Elle est élaborée en plusieurs phases, privilégiant dans un premier temps les publics exposés fragiles. La HAS recommande “de vacciner en priorité des priorités les personnes âgées résidant en établissement d’hébergement pour personnes âgées dépendantes (EHPAD) ou tout autre hébergement collectif” qui sont les premières victimes de la Covid-19. Au total, un million de personnes sont concernées. Seront également vaccinés lors de cette première phase les professionnels du secteur de la santé, du secteur médico-social et du transport sanitaire de plus de 65 ans et/ou avec des comorbidités. 

La deuxième phase de cette campagne de vaccination sera élargie aux personnes de plus de 75 ans, puis les 65 à 74 ans. La vaccination sera également poursuivie à tous les professionnels de santé, du médico-social et du transport sanitaire, ainsi que les personnes âgées de plus de 50 ans qui peuvent présenter un risque de forme grave. 

Enfin, il est envisagé qu’au début du printemps, le reste de la population pourrait se faire vacciner. La priorité étant donnée aux personnes entre 50 et 64 ans, puis au reste de la population.

Le ministre de la Santé, Olivier Véran, a aussi précisé  : « Trois principes seront respectés : le libre choix des patients, la gratuité des vaccins, la sécurité. La vaccination se fera dans le respect des règles. Personne ne sera obligé de se faire vacciner ».

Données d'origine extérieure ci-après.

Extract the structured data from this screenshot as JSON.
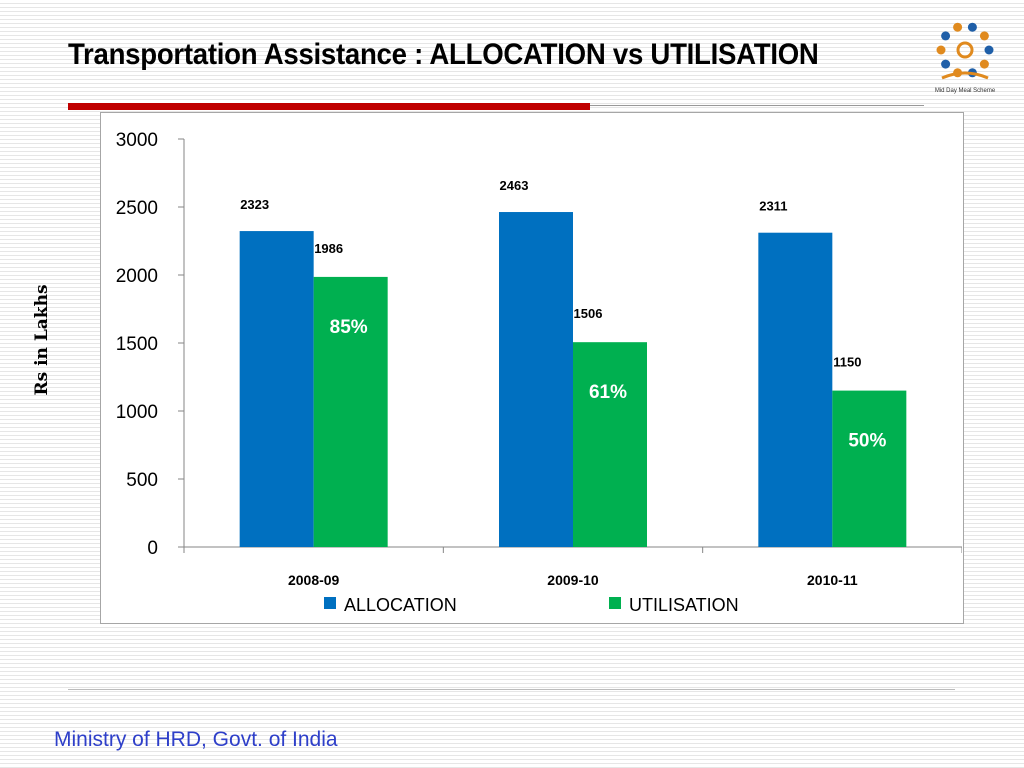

Mais qu’en est-il de la volonté des français à se faire vacciner ? 

En effet, un grand nombre de citoyens sont sceptiques quant à ces vaccins à venir. Selon le dernier sondage d’opinion publié par Ipsos réalisé le 5 novembre, si un vaccin contre la Covid-19 est disponible, 54% des Français interrogés  accepteraient de le recevoir. On dit que la France est l’une des nations ou les habitants sont parmi les moins disposés à se faire vacciner parmi les habitants interrogés. 

Or, il est important de se faire vacciner afin d’éradiquer le virus et pouvoir revenir à la vie normale même si les futurs vaccins ne sont pas encore efficaces à 100%. L’OMS met tout en œuvre pour que les vaccins soient le plus efficaces possible.

Jean Castex a insisté sur le fait que “les vaccinations servent aussi à protéger les autres. C’est un acte altruiste”. Le vaccin est en effet la véritable cause d’espoir, et il attirera une fois de plus notre sentiment d’unité. Nous devons continuer à utiliser tous les moyens existants, tels que les tests, le suivi des contacts, la distance physique et le port du masque.